Федериго со вниманием стал слушать, и Безымённый рассказал вкратце с омерзением, пожалуй, ещё более сильным, чем это сделали мы, всю историю насилия, учинённого над Лючией, все страхи и страдания бедняжки; как она умоляла и какое смятение мольбы эти вызвали в нём, и что она всё ещё находится у него в замке.
— Так не будем же терять времени, — воскликнул Федериго, охваченный состраданием и желанием помочь несчастной. — Счастливый вы! Это для вас залог прощения. Бог сделал вас орудием спасения той, для которой вы хотели стать орудием гибели. Да благословит вас бог! Бог уже благословил вас! Вы знаете, откуда родом бедная наша страдалица?
Безымённый назвал деревню Лючии.
— Это неподалёку отсюда, — сказал кардинал, — хвала господу, и возможно… — С этими словами он быстро подошёл к столу и позвонил в колокольчик. Немедленно вошёл с озабоченным видом капеллан и сразу посмотрел на Безымённого. Он увидел изменившееся лицо, глаза, покрасневшие от слёз, и, переведя взгляд на кардинала, подметил на его лице, под неизменной сдержанностью, выражение особой серьёзной радости и какой-то почти нетерпеливой озабоченности. Капеллан застыл, готовый разинуть рот от изумления, если б кардинал не вывел его из этого созерцательного состояния, спросив, нет ли среди собравшихся курато из ***.

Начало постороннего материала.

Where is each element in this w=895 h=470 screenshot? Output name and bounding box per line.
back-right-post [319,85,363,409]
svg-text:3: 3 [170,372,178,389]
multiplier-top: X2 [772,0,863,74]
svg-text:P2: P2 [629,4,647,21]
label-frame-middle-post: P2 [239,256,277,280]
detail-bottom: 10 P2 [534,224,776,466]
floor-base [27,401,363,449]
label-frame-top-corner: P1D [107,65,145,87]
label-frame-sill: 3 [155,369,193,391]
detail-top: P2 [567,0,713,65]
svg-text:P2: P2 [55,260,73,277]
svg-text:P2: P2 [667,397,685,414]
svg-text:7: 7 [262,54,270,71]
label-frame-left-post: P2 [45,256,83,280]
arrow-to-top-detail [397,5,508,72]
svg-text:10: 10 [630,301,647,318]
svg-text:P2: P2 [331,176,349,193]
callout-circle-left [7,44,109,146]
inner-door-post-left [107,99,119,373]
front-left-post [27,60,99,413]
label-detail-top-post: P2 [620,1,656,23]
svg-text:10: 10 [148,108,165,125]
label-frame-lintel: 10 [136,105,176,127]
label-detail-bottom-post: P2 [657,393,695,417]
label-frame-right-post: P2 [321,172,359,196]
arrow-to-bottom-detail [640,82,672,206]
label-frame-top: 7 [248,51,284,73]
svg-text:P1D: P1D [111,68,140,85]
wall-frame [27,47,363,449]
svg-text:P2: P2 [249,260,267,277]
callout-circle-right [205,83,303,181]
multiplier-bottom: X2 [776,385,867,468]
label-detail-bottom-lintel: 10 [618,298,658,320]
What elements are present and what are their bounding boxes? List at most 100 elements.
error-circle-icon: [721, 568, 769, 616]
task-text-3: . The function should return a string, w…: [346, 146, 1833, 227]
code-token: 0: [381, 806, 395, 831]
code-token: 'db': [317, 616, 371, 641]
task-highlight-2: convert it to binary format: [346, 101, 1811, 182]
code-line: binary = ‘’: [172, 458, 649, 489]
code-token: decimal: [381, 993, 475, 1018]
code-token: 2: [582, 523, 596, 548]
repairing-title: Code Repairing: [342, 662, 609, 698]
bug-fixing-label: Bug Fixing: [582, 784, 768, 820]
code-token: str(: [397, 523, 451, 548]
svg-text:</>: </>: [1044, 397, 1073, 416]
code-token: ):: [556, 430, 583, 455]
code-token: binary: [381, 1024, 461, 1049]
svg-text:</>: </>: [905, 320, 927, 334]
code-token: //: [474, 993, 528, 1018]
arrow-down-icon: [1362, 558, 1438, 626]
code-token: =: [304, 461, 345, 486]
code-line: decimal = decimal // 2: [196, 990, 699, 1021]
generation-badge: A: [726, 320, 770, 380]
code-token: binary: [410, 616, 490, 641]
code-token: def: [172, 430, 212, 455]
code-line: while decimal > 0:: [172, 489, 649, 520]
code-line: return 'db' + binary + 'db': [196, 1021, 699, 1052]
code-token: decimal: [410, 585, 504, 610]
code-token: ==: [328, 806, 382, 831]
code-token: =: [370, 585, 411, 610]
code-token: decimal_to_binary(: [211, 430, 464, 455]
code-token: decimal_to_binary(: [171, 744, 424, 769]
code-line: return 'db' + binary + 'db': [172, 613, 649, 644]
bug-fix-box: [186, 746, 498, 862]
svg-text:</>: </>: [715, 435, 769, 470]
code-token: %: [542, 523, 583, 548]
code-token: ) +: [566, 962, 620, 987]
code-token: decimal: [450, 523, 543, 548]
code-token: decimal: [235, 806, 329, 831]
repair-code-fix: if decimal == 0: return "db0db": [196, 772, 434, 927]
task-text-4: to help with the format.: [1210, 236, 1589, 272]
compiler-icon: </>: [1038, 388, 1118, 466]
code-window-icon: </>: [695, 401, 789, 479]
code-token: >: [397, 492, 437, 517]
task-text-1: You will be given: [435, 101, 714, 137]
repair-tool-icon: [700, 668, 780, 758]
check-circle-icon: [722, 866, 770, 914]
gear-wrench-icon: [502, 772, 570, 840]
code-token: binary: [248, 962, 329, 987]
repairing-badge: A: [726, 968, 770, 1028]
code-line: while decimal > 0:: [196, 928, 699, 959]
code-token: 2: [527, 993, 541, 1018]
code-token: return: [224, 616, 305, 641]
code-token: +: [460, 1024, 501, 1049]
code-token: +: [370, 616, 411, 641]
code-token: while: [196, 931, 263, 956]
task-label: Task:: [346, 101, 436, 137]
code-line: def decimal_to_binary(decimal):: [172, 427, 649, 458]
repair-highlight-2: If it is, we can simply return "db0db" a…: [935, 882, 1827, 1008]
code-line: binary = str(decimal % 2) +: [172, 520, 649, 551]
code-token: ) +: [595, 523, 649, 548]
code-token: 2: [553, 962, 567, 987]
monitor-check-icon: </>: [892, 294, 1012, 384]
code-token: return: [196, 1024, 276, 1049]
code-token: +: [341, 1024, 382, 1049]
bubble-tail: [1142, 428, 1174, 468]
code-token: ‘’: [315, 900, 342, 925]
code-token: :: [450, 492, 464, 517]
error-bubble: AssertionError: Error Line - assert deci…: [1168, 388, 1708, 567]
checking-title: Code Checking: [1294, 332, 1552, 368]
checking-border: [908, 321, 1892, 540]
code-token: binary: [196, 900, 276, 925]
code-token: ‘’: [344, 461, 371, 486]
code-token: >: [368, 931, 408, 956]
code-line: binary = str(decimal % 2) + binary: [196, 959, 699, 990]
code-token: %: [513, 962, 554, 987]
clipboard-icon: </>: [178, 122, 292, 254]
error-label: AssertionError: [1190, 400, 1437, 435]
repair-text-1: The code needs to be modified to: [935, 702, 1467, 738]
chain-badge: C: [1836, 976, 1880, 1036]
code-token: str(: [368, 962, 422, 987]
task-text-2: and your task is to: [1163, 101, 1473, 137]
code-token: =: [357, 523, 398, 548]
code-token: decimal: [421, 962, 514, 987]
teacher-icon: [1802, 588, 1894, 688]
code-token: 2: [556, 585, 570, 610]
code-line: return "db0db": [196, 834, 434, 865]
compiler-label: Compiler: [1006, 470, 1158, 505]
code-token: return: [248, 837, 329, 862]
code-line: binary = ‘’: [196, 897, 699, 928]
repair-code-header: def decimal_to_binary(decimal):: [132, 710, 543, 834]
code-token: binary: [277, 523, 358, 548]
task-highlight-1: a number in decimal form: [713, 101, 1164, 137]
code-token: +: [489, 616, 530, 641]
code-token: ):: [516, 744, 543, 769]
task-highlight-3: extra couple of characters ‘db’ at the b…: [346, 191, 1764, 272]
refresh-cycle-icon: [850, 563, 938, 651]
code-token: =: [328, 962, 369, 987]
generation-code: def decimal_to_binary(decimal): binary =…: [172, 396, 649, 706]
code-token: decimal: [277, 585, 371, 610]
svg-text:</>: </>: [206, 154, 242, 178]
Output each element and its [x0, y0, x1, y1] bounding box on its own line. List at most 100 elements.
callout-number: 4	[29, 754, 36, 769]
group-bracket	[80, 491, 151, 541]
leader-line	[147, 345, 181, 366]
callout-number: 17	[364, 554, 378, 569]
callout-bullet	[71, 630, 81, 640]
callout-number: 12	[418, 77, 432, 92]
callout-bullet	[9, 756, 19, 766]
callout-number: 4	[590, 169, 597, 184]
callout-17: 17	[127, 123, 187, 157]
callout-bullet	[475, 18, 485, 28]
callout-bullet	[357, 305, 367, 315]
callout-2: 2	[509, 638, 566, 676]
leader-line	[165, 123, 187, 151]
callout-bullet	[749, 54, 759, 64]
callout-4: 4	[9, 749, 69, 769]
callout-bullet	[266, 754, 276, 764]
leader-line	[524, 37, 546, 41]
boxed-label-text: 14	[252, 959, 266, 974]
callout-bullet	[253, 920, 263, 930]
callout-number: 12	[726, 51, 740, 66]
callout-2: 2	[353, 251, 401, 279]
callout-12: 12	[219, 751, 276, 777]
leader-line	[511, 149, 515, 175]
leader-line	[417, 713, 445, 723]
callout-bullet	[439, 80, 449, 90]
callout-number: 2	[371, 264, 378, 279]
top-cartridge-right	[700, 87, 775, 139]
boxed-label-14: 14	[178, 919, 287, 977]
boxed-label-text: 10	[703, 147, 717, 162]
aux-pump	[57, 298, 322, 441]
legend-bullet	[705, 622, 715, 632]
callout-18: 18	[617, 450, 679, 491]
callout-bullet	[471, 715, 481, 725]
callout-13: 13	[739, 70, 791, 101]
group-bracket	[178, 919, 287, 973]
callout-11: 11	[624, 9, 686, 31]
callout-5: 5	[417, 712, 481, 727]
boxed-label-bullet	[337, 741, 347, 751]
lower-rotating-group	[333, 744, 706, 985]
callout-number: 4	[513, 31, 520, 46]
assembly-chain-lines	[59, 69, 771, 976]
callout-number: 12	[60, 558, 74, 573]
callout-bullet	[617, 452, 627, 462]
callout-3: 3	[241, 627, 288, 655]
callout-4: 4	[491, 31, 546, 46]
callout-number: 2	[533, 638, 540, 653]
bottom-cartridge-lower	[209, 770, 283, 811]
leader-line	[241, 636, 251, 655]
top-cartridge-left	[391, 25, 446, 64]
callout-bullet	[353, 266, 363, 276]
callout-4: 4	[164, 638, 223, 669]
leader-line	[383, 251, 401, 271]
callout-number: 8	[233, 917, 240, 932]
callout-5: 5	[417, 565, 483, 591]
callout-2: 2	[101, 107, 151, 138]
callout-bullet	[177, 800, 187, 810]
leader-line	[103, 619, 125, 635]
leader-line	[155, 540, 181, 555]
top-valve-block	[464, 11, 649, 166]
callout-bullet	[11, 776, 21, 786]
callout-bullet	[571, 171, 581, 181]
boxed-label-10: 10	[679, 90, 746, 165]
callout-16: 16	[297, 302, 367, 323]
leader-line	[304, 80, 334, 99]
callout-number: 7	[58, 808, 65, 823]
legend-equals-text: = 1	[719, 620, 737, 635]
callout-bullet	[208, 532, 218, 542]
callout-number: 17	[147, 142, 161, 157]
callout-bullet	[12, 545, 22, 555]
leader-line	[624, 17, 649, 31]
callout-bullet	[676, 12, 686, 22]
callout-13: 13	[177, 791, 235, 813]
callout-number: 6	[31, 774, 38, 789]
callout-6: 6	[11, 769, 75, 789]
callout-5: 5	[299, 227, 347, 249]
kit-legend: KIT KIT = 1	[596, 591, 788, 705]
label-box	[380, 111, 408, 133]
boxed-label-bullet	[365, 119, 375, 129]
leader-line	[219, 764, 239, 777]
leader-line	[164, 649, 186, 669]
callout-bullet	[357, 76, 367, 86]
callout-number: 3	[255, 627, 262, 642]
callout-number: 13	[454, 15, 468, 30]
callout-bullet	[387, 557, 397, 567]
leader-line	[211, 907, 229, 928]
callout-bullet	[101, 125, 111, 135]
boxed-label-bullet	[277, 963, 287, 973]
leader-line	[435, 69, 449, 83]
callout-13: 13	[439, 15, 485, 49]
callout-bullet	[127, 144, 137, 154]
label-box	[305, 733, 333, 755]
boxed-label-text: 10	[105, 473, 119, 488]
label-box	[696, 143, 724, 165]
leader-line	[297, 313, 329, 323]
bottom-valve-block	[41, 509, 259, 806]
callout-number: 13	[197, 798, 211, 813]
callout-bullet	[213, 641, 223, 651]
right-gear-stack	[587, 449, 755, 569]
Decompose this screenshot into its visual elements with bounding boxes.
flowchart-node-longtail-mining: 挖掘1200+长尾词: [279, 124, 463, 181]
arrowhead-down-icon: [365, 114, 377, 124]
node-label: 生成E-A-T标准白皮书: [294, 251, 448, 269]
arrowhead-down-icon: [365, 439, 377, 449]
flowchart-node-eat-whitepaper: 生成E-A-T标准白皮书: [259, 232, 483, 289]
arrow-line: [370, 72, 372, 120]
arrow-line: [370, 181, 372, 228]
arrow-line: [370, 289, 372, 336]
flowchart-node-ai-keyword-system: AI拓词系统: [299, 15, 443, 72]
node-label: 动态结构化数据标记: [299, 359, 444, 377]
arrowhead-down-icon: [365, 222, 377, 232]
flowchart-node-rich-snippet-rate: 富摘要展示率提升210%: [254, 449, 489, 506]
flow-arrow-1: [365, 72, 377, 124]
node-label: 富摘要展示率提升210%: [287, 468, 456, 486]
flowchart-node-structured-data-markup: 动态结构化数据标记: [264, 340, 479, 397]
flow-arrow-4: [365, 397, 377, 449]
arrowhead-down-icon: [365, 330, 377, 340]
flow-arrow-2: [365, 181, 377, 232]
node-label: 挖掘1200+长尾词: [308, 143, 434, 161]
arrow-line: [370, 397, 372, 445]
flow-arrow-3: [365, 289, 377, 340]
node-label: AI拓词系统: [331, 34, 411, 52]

— Он здесь, монсиньор, — отвечал капеллан.
— Позовите его сейчас же сюда, — сказал Федериго, — и вместе с ним местного курато.
Капеллан вышел и направился в комнату, где собралось духовенство. Все взоры обратились к нему. А он, так и оставшись с разинутым ртом, с лицом, всё ещё полным изумления, произнёс, размахивая руками:
— Синьоры, синьоры! Наес mutatio dexterae Excels![130] — С минуту он стоял молча. Потом, переходя сразу на деловой тон, прибавил: — Его высокопреосвященство требует местного синьора курато и курато из ***.
Названный тут же выступил вперёд, и в то же время из гущи толпы раздалось протяжное, изумлённое восклицание:
— Меня?
— Не вы ли синьор курато из ***? — переспросил капеллан.